Подари мне краски неба. Художница | страница 78



— Почему голыми, можешь и в перчатках, — засмеялась Оленька. — Стасик с Толиком дружат, ты забыла?

— При чем здесь дружба твоего Толика с этим придурком?

— При том. Не пытаешься ли ты меня с Толиком поссорить?

— На черта сдался мне твой Толик вместе со всеми его дружками! Мне вещь свою вернуть надо. — Наташа была готова броситься на подругу.

— Ты же сама сказала, что вещь не твоя и ты ищешь ее, чтобы отдать хозяину, — спокойно и насмешливо ответила Оля, затянувшись сигареткой и выпуская легкое облачко дыма.

— Олик, перестань трепаться, честное слово, они же меня на деньги поставят.

— Не поставят. Зачем им это? Поверь мне, Стас все устроит. Ты напрасно думаешь о нем в таком вот ключе. Он о-о-очень умный. — Оленька закатила глазки. — И я, пожалуй, не позволю тебе его терроризировать.

— Тогда я стану терроризировать тебя.

— Мне кажется, что ты способна на все. Поэтому я ненавижу талантливых людей, они чрезвычайно опасны.

— Какой ужас, — изумилась Наташа, — что это ты такое городишь?

— Конечно, это я загнула, — примирительно произнесла Оленька, делаясь прежней, простой и легкой. — Приходится загибать, и даже сильно. Но все кругом только этим и заняты. Чем я хуже?

Оленька растягивала слова с важностью, едва ли не превращая каждое слово в предложение. «Что за новая манера произношения у нее? В Париж, что ли так готовится?» Наталья внезапно была поражена ощущением полной и окончательной нелепости происходящего. Но вида не подала, мысленно поздравив себя.

— Оля, все очень серьезно, повторяю. Ты одна можешь знать, где Стас, ты одна можешь мне помочь. Тебе только мизинцем пошевелить и ножкой дрыгнуть. Стас сам к тебе прибежит.

— Конечно, я помогу тебе, но только не сразу. И не потому, что ты должна помучиться…

«Да уж должна», — настороженно слушая, думала Наташа.

— Позвони мне денька через два, я разузнаю как-нибудь и что-нибудь. Да не о том мы с тобой говорим. Посмотри лучше, что Толик мне подарил.

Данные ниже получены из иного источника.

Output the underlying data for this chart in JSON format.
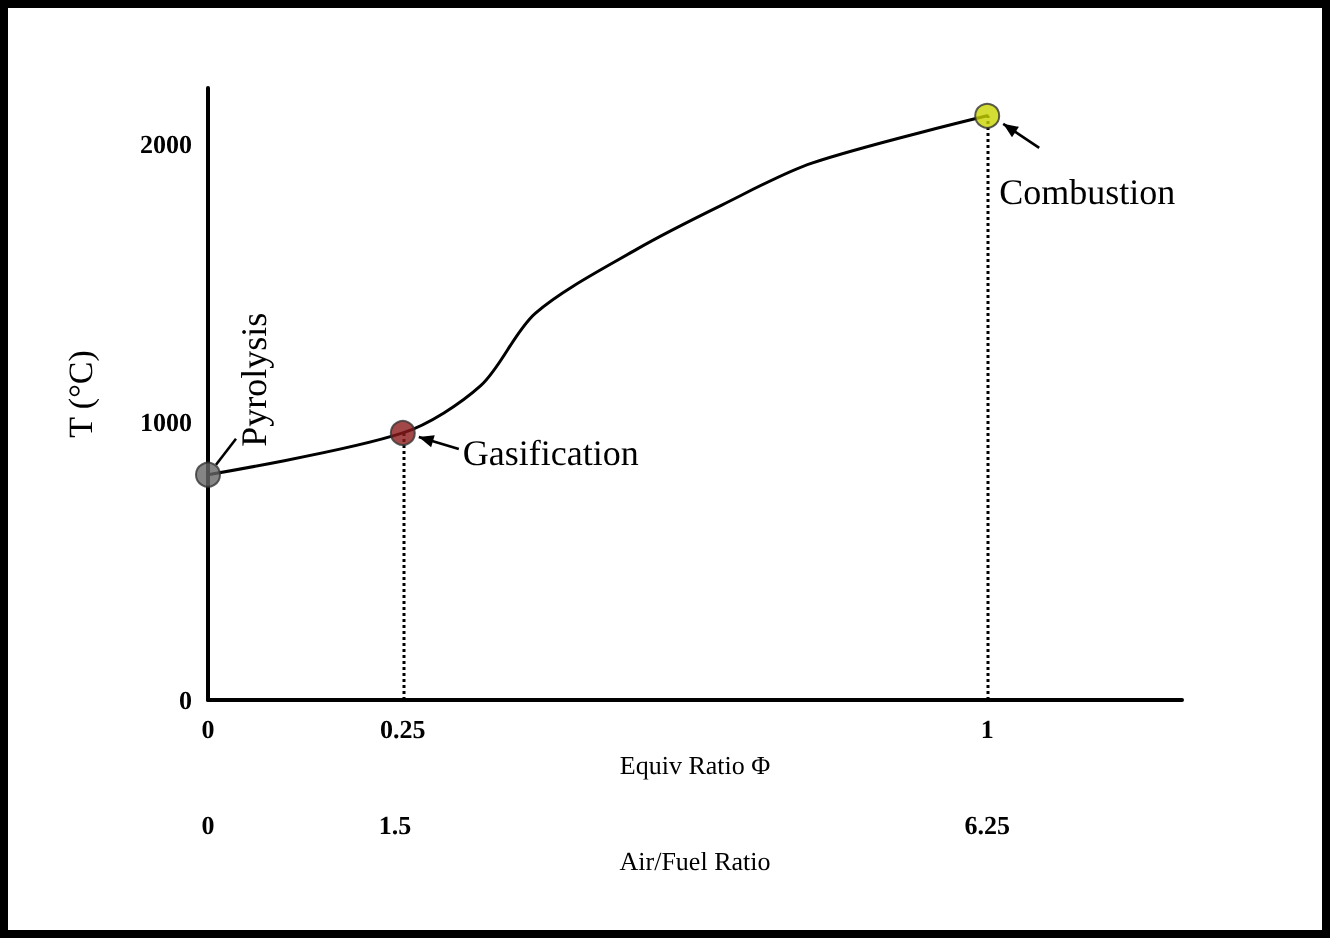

— Что, опять нового Левитана?

— Лучше. Но ты угадала, тоже картину. Парижскую Серебрякову.

Наташа подумала, что это уже слишком для нее, и буркнула сердито:

— Не хочу ничего смотреть. Буду звонить тебе в среду. Надеюсь, что ты одумаешься и поможешь мне.

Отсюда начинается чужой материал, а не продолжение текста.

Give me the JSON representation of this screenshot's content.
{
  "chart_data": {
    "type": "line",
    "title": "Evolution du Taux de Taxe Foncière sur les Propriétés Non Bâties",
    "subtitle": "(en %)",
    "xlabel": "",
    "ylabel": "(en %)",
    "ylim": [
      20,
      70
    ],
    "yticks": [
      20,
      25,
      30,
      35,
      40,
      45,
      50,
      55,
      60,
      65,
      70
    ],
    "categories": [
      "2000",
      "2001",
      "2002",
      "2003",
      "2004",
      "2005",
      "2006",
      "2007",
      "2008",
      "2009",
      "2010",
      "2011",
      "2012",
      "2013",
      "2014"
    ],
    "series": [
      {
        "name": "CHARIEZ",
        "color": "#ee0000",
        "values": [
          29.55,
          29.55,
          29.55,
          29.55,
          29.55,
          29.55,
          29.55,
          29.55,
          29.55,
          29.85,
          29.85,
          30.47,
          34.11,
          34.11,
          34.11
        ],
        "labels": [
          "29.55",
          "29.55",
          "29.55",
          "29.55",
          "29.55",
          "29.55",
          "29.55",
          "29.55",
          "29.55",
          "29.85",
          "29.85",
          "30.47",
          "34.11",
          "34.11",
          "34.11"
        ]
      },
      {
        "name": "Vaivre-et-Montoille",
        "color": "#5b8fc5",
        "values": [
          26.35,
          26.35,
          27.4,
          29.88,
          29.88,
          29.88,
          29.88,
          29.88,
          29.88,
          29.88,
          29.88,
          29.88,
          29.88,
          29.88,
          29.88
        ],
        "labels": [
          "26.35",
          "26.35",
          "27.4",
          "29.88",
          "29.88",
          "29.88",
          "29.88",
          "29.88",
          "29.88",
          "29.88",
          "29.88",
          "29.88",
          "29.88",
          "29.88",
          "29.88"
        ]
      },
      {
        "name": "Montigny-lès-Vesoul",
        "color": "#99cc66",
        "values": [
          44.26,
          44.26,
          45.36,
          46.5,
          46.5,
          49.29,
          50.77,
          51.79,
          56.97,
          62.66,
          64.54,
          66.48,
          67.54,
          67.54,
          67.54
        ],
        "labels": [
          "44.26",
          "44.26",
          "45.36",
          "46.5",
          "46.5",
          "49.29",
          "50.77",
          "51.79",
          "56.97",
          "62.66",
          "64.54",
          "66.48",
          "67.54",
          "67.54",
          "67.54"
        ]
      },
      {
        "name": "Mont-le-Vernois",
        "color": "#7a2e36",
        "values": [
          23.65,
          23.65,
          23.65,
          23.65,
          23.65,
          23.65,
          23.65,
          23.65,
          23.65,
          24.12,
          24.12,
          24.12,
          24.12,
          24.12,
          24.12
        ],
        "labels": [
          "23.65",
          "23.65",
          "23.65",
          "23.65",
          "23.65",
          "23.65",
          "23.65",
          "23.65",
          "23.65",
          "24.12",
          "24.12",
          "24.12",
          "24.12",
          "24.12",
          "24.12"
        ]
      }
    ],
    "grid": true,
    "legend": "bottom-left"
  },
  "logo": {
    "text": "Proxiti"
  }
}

«Что там за Серебрякова такая у нее, — ворчала Наташа, выходя из подъезда. — Что опять за наваждение?» Но думать об этом совершенно не было возможности. «Все равно, и так все ужасно».

В метро Наташа, поглядывая привычно, как художница, на фигуры и лица, не без мрачности думала о своем поколении и не только о нем. По меткому выражению старого учителя живописи, всякий москвич появляется на свет с мечтой о мировой славе. Это не смешно, это чудовищный факт.